Arbeitstherapie: Schwämme für Schweden

 
 
Pressemitteilung von: 
12.08.2016
Mehr Selbstvertrauen für psychisch kranke Menschen

Spültücher für Italien, Wischmops für England, Schwämme für Schweden – in diese Länder werden die Produkte exportiert, die in der Tagesstätte für psychische Gesundheit in der Böheimstraße konfektioniert werden. „Hier erlebt ein Besucher: ‚Ich bin Teil der Gesellschaft, ich leiste etwas für diese Gesellschaft“, erklärt Arbeitsanleiter Ingo Scholtes. Aktuell besuchen rund 25 Klienten die Arbeitstherapie in der Einrichtung des Diakonischen Werkes Augsburg (DWA).

Motivationsprämie schafft Anreiz

Farben abfüllen, Etiketten aufkleben, Zubehörteile für Autowaschanlagen aus Metall bearbeiten – in der Arbeitstherapie sind ganz unterschiedliche Fähigkeiten und Fertigkeiten gefragt. Während das Abfüllen von Farben eine einfach strukturierte Arbeit ist, die man mithilfe einer Waage ausführt, erfordert das Aufkleben von Etiketten Genauigkeit und ist daher aufgrund fehlender Feinmotorik für manche Klienten schwierig.
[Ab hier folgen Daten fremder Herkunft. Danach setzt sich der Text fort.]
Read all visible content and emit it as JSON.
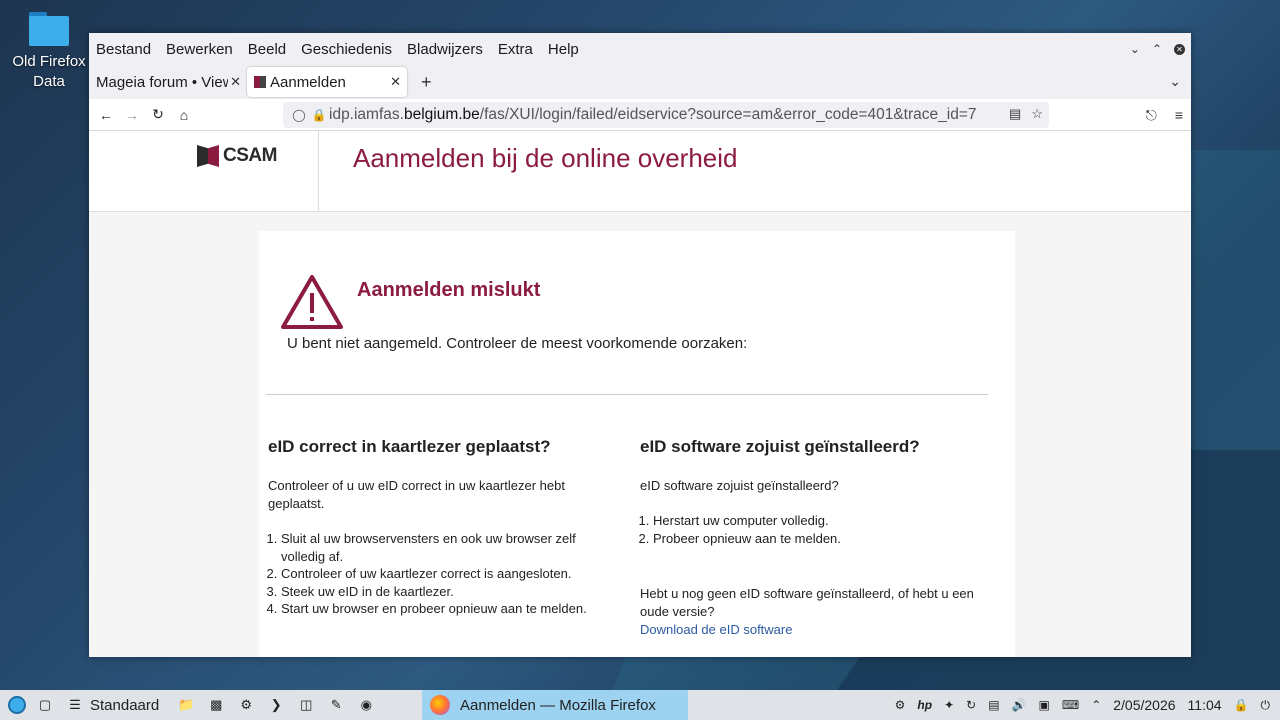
{
  "desktop": {
    "icon_label": "Old Firefox Data",
    "icon_label_line1": "Old Firefox",
    "icon_label_line2": "Data"
  },
  "menubar": {
    "items": [
      "Bestand",
      "Bewerken",
      "Beeld",
      "Geschiedenis",
      "Bladwijzers",
      "Extra",
      "Help"
    ]
  },
  "tabs": [
    {
      "label": "Mageia forum • View",
      "active": false
    },
    {
      "label": "Aanmelden",
      "active": true
    }
  ],
  "url": {
    "prefix": "idp.iamfas.",
    "host": "belgium.be",
    "path": "/fas/XUI/login/failed/eidservice?source=am&error_code=401&trace_id=7"
  },
  "page": {
    "logo_text": "CSAM",
    "site_title": "Aanmelden bij de online overheid",
    "error_title": "Aanmelden mislukt",
    "error_subtitle": "U bent niet aangemeld. Controleer de meest voorkomende oorzaken:",
    "left": {
      "heading": "eID correct in kaartlezer geplaatst?",
      "intro": "Controleer of u uw eID correct in uw kaartlezer hebt geplaatst.",
      "steps": [
        "Sluit al uw browservensters en ook uw browser zelf volledig af.",
        "Controleer of uw kaartlezer correct is aangesloten.",
        "Steek uw eID in de kaartlezer.",
        "Start uw browser en probeer opnieuw aan te melden."
      ]
    },
    "right": {
      "heading": "eID software zojuist geïnstalleerd?",
      "intro": "eID software zojuist geïnstalleerd?",
      "steps": [
        "Herstart uw computer volledig.",
        "Probeer opnieuw aan te melden."
      ],
      "more": "Hebt u nog geen eID software geïnstalleerd, of hebt u een oude versie?",
      "link": "Download de eID software"
    }
  },
  "taskbar": {
    "activity": "Standaard",
    "active_window": "Aanmelden — Mozilla Firefox",
    "date": "2/05/2026",
    "time": "11:04"
  },
  "colors": {
    "accent": "#8c1c3f",
    "link": "#2c5aa0",
    "taskbar_active": "#9dd3f0"
  }
}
Das Setting in der Arbeitstherapie wird soweit wie möglich den Fähigkeiten des Einzelnen angepasst: Wer morgens Schwierigkeiten hat aufzustehen, kommt erst am Nachmittag. Die meisten sind jedoch schon in der Früh da: „Sie haben dann mittags das gute Gefühl, vormittags schon etwas geleistet zu haben“, erklärt Scholtes. Auch die so genannte Motivationsprämie ist ein Anreiz, regelmäßig in die Arbeitstherapie zu kommen. Maximal 77 Euro kann ein Teilnehmer so pro Monat dazuverdienen.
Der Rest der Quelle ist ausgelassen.